Ermenegildo Zegna earned a reputation for making serious power suits, but the brand seems to understand that its younger clients want lives outside of the office. Its relatively new series of XXX (pronounced “Triple Stitch”) fragrances will appeal to work hard, play hard types, and of the trio our favourite is Verdigris. Inside its slightly melted-looking bottle, you’ll find a decidedly crisp blend of cardamom and an icy winter accord that plumbs the line between warmth and coolness. But be warned: even though it’s marketed as an eau de parfum, it’s not the longest-lasting fragrance we’ve ever tried.
£150 for 100ml, BUY NOW

Bentley Momentum Unbreakable Eau De Parfum

The bottle looks like it means business. Bentley says it’s inspired by “the skyline of a modern metropolis”, but it also calls to mind a stone edifice on a roped-off heritage site. And, the woody, floral and spicy scented  liquid contained within is suitably imperious.

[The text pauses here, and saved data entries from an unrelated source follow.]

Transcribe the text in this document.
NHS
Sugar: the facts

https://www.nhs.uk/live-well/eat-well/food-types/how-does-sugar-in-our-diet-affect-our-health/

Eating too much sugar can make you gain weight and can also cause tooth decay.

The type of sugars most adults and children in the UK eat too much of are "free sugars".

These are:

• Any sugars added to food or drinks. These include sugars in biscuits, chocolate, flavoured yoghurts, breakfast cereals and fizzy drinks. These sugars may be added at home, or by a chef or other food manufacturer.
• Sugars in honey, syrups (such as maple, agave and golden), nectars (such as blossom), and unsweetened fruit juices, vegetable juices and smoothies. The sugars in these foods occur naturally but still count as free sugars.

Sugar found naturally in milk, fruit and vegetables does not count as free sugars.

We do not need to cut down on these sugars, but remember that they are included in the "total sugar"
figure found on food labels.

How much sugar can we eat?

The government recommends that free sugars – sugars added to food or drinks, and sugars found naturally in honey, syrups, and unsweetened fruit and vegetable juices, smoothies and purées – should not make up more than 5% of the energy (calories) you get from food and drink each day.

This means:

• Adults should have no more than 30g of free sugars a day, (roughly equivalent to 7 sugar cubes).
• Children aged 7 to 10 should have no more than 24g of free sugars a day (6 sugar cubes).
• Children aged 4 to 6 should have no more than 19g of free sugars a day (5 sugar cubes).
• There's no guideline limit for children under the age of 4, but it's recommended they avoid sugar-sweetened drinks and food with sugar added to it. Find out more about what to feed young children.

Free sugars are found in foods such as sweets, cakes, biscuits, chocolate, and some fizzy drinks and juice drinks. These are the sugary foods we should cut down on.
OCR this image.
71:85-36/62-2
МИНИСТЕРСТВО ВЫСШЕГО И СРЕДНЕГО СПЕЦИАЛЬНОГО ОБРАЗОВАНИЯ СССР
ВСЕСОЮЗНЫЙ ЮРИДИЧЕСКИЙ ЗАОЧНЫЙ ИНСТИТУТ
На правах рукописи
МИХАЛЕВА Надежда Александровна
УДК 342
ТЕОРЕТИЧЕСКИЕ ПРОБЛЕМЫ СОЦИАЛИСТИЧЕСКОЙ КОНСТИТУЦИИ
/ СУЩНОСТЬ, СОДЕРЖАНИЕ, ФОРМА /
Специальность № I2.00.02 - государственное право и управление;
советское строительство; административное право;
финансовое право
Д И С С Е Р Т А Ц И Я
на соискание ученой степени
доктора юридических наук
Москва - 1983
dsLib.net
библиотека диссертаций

Top notes of violet leaves, Mandarin Sfuma and lavender hive way to heart notes of immortelle, geranium and orris, with warmer notes of Haitian vetiver, papyrus, patchouli and Dreamwood (a sustainable alternative to the increasingly endangered Mysore sandalwood) creeping through.
£70 for 100ml, BUY NOW 

Cartier Déclaration Haute Fraîcheur

If you want to up the ante on that feeling of freshness, reach for Cartier’s Déclaration Haute Fraîcheur. While it’s technically a woody scent, its top note of citrus leaves gives it a remarkably crisp character. It’s bolstered by cardamom and cedar, and even though it’s marketed as a men’s fragrance, Haute Fraîcheur is – like other scents here – unisex enough that a lot of people will find it appealing. Which means more people will end up passing compliments your way.
£95 for 100ml, BUY NOW

Maison Francis Kurkdjian’s L’Homme À la Rose

There’s something pleasantly unexpected about a rose fragrance on someone who’s got a fairly masculine presentation, and Maison Francis Kurkdjian was designed to explore that tension. Its rose note calms down pretty quickly, taking a backseat to the grapefruit, sage and amber woods in its mix. It goes to a somewhat cedar-y place when it dries down, which grounds its brighter floral notes in something decidedly approachable. And because it’s got pretty good longevity, you’ll smell as good at your coffee break in the afternoon as you did during your morning stand-up.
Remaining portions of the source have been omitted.